Quel autre type de donation conseillez-vous ?

La donation de nue-propriété avec réserve d'usufruit est l'opération la plus courante. C'est aussi la plus intéressante. Elle cristallise tous les avantages fiscaux et familiaux.

En qualité d'usufruitier, le donateur peut toujours jouir de sa résidence secondaire, par exemple, et conserver la mainmise sur le bien, tout en donnant la nue-propriété à ses enfants. Plus le donateur est jeune, plus la valeur de son usufruit est importante.
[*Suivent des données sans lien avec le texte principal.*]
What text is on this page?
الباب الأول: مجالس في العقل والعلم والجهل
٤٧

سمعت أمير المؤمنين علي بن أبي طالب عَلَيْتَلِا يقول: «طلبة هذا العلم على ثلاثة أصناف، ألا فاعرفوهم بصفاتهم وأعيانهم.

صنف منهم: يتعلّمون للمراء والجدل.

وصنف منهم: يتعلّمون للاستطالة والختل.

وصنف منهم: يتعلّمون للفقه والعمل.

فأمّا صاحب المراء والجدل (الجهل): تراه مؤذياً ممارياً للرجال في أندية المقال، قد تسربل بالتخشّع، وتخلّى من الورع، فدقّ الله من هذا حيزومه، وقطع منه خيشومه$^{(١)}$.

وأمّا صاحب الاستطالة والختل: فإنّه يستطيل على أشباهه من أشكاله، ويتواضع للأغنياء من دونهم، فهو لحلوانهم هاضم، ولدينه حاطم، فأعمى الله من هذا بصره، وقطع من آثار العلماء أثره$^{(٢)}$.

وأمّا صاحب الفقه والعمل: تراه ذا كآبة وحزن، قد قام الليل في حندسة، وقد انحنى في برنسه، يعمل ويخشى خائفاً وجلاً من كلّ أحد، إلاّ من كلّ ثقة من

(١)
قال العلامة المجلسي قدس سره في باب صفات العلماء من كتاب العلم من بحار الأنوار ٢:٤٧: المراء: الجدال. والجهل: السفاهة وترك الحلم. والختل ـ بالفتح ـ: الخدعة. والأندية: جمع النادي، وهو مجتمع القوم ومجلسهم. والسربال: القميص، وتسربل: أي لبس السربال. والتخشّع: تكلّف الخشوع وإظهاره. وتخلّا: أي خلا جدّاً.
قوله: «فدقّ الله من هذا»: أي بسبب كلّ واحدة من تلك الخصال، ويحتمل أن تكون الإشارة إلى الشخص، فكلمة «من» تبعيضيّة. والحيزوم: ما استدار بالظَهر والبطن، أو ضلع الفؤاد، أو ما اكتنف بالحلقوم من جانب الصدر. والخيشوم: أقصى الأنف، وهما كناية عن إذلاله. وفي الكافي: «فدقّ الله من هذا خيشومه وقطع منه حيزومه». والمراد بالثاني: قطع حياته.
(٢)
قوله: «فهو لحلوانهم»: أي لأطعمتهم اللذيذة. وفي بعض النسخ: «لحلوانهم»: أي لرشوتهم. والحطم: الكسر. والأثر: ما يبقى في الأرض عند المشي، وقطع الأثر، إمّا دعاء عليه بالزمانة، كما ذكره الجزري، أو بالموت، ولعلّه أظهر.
Prenons un cas concret : si vous avez entre 50 et 60 ans, l'usufruit vaut 50 %. Résultat, l'assiette taxable est réduite de moitié. Un bien d'une valeur de 600 000 euros sera taxé sur la base de 300 000 euros. Les enfants ne paient pas les droits de succession et deviennent automatiquement plein propriétaires du bien. En définitive, c'est une économie fiscale de 50 %.

Il existe aussi deux autres moyens de transmettre à ses enfants : l'assurance-vie et la SCI. Quels sont les avantages et les inconvénients ?

L'assurance-vie n'est pas une donation au sens propre du terme. Mais ça reste une manière de transmettre très intéressante, aussi bien d'un point de vue fiscal que civil. Fiscal, parce que la somme étant délivrée hors succession, on peut détourner le principe des quotes-parts. Civil, car la clause bénéficiaire peut-être destinée à l'un des enfants ou à un autre proche, si le donateur a une préférence.

En revanche, la décision peut être annulée pour « prime exagérée » si les autres héritiers, se sentant lésés, estiment que l'assurance-vie est disproportionnée par rapport au patrimoine du donateur.

Dans le cas d'une SCI (société civile immobilière), c'est bien de vouloir transmettre mais il faut tout de même être prudent. Passer de la propriété de ses biens à des parts dans une SCI est une décision irrémédiable. Il vaut mieux que l'un des parents se porte gérant, afin d'avoir tous les pouvoirs et d'éviter les conflits internes.

Si l'on veut vendre son bien, il faut l'accord des enfants et ces derniers peuvent s'y opposer. Cela dépend donc des familles, ce n'est pas forcément adapté à tout le monde. Par ailleurs, contrairement à ce que certains pensent, les membres d'une SCI doivent aussi s'acquitter de droits de succession.